Single Family Rental Securities Ratings Could Benefit From More Borrower Data

"It's important for the ratings agency to know," said Fitch Ratings' Britt Johnson. "Otherwise, we will be making more conservative assumptions on loss expectations."

Borrowers holding portfolios of single family rentals that serve as a basis for mortgage-backed securities could improve the precision of performance projections of the loans undergirding them and, ultimately, those bond ratings by supplying more financial information about their holdings, according to Fitch Ratings. 

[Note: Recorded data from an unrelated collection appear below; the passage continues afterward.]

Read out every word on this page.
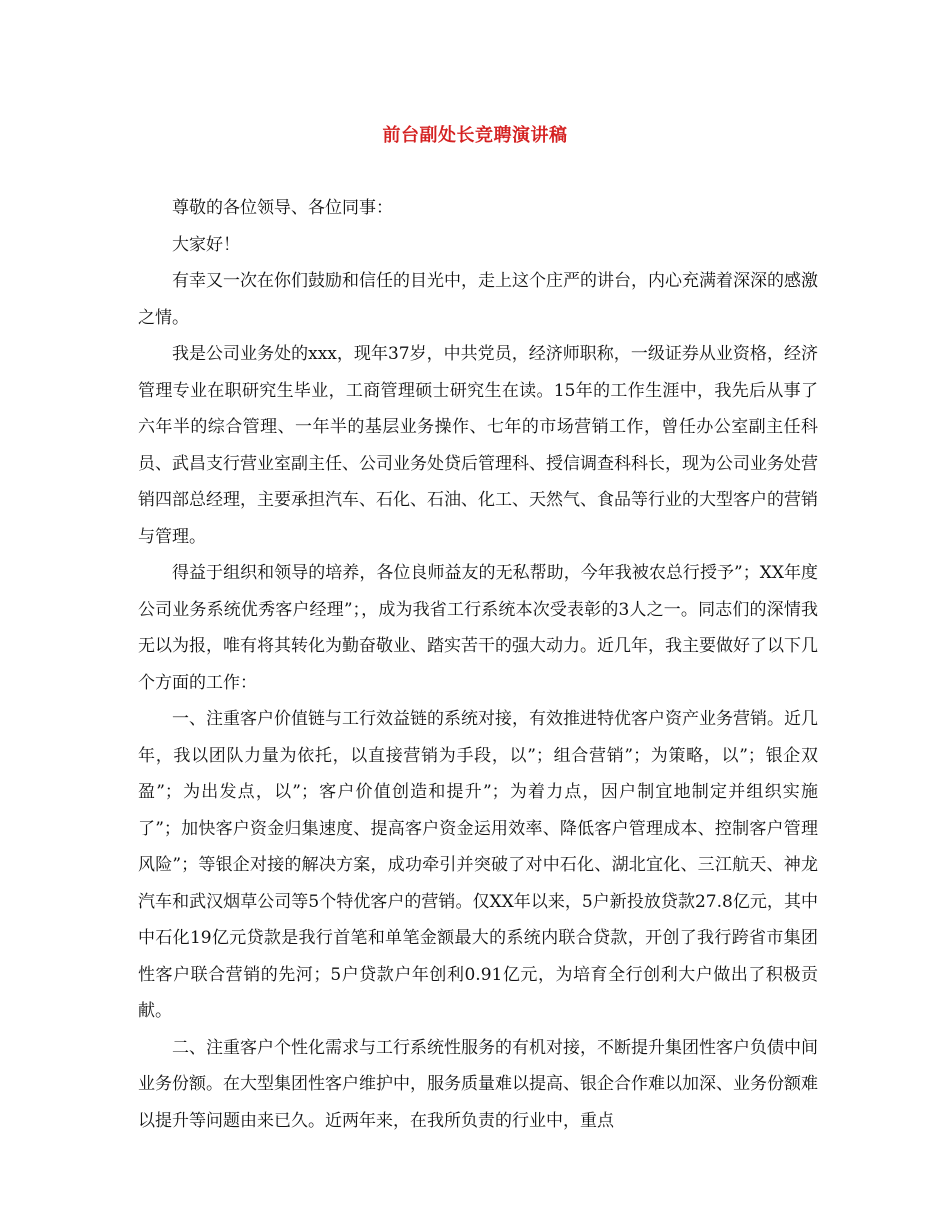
前台副处长竞聘演讲稿

尊敬的各位领导、各位同事：

大家好！

有幸又一次在你们鼓励和信任的目光中，走上这个庄严的讲台，内心充满着深深的感激之情。

我是公司业务处的xxx，现年37岁，中共党员，经济师职称，一级证券从业资格，经济管理专业在职研究生毕业，工商管理硕士研究生在读。15年的工作生涯中，我先后从事了六年半的综合管理、一年半的基层业务操作、七年的市场营销工作，曾任办公室副主任科员、武昌支行营业室副主任、公司业务处贷后管理科、授信调查科科长，现为公司业务处营销四部总经理，主要承担汽车、石化、石油、化工、天然气、食品等行业的大型客户的营销与管理。

得益于组织和领导的培养，各位良师益友的无私帮助，今年我被农总行授予”；XX年度公司业务系统优秀客户经理”；，成为我省工行系统本次受表彰的3人之一。同志们的深情我无以为报，唯有将其转化为勤奋敬业、踏实苦干的强大动力。近几年，我主要做好了以下几个方面的工作：

一、注重客户价值链与工行效益链的系统对接，有效推进特优客户资产业务营销。近几年，我以团队力量为依托，以直接营销为手段，以”；组合营销”；为策略，以”；银企双盈”；为出发点，以”；客户价值创造和提升”；为着力点，因户制宜地制定并组织实施了”；加快客户资金归集速度、提高客户资金运用效率、降低客户管理成本、控制客户管理风险”；等银企对接的解决方案，成功牵引并突破了对中石化、湖北宜化、三江航天、神龙汽车和武汉烟草公司等5个特优客户的营销。仅XX年以来，5户新投放贷款27.8亿元，其中中石化19亿元贷款是我行首笔和单笔金额最大的系统内联合贷款，开创了我行跨省市集团性客户联合营销的先河；5户贷款户年创利0.91亿元，为培育全行创利大户做出了积极贡献。

二、注重客户个性化需求与工行系统性服务的有机对接，不断提升集团性客户负债中间业务份额。在大型集团性客户维护中，服务质量难以提高、银企合作难以加深、业务份额难以提升等问题由来已久。近两年来，在我所负责的行业中，重点
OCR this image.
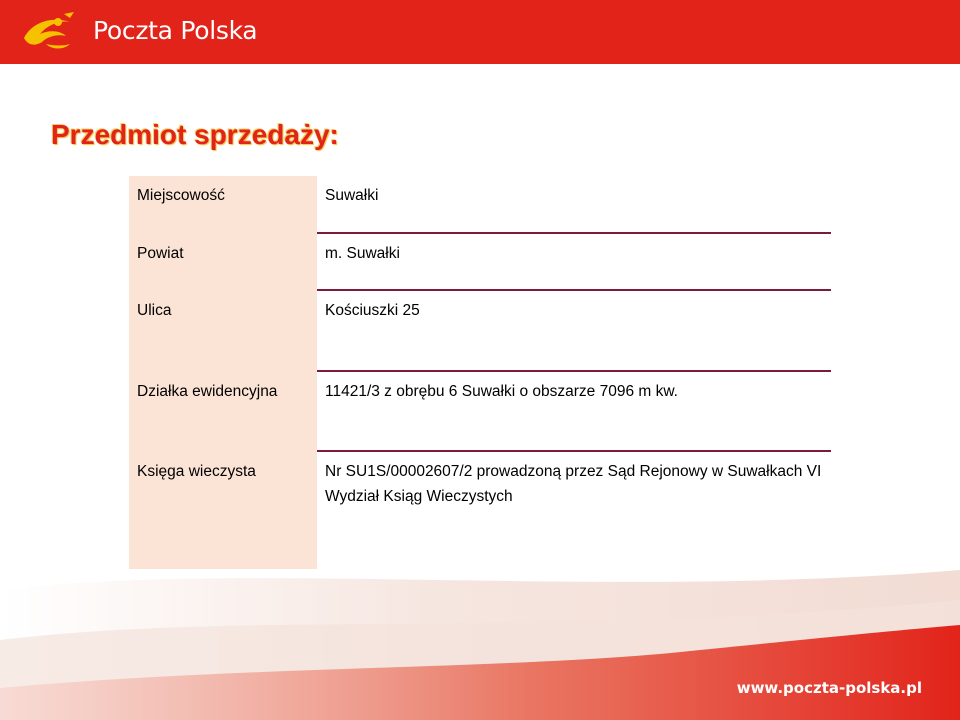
Poczta Polska
Przedmiot sprzedaży:
Miejscowość	Suwałki
Powiat	m. Suwałki
Ulica	Kościuszki 25
Działka ewidencyjna	11421/3 z obrębu 6 Suwałki o obszarze 7096 m kw.
Księga wieczysta	Nr SU1S/00002607/2 prowadzoną przez Sąd Rejonowy w Suwałkach VI Wydział Ksiąg Wieczystych
www.poczta-polska.pl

The COVID-19 pandemic has, so far, generally affected renters more than homeowners, and many single-family-rental borrowers have sought payment relief, Fitch experts say.  Potential credit losses tied to single-family rentals will depend on the pandemic’s duration and the degree to which fiscal interventions by the federal government can mitigate the impact of the resulting recession on consumers, they said.

But ratings of restructured deals resulting from economic conditions tied to the pandemic could potentially be enhanced by additional information not typically required from single-family-rental borrowers, Fitch experts said.

Those experts recognize that single-family tenants may be longer term and in a better financial position to weather the pandemic-driven recession than multi-family rental properties. The current competitive home-buying environment may also mean that single-family tenants remain in place longer, and, thus, generate  a favorable income stream for structured finance deals, they said.

“It is our belief that single family rental … is likely a better-performing asset than other types of residential properties,” said Roelof Slump, managing director in Fitch’s U.S. residential mortgage-backed securities group.

But, unlike traditional commercial mortgage-backed securities transactions, where there are standardized financial reporting requirements, “In single-family rental transactions, the reporting does not follow the standard guidelines,” said Britt Johnson, a senior director in Fitch’s U.S. commercial mortgage-backed securities group.  “Loan servicers don’t generally get that same level of information from the borrowers.”

As a result, she said, “It does impact how conservative we are with our rating in these deals.”  Even if a loan has good amortization and good paydowns, “We tend not to upgrade these transactions because the data transparency isn’t there,” she said.

But if borrowers voluntarily supply more financial data,  Johnson said, “We may be able to accurately predict expected losses.”   That could include updated property valuations, loan modifications, cash flow, occupancy data, the projected length of time a loan may be delinquent, and what relief borrowers are seeking.

“If servicers are successful in getting information from borrowers who are requesting relief, requesting forbearances, it will make it easier for us to make accurate credit assessments,” she said.

“It’s important for the ratings agency to know,” she added. “Otherwise, we will be making more conservative assumptions on loss expectations.”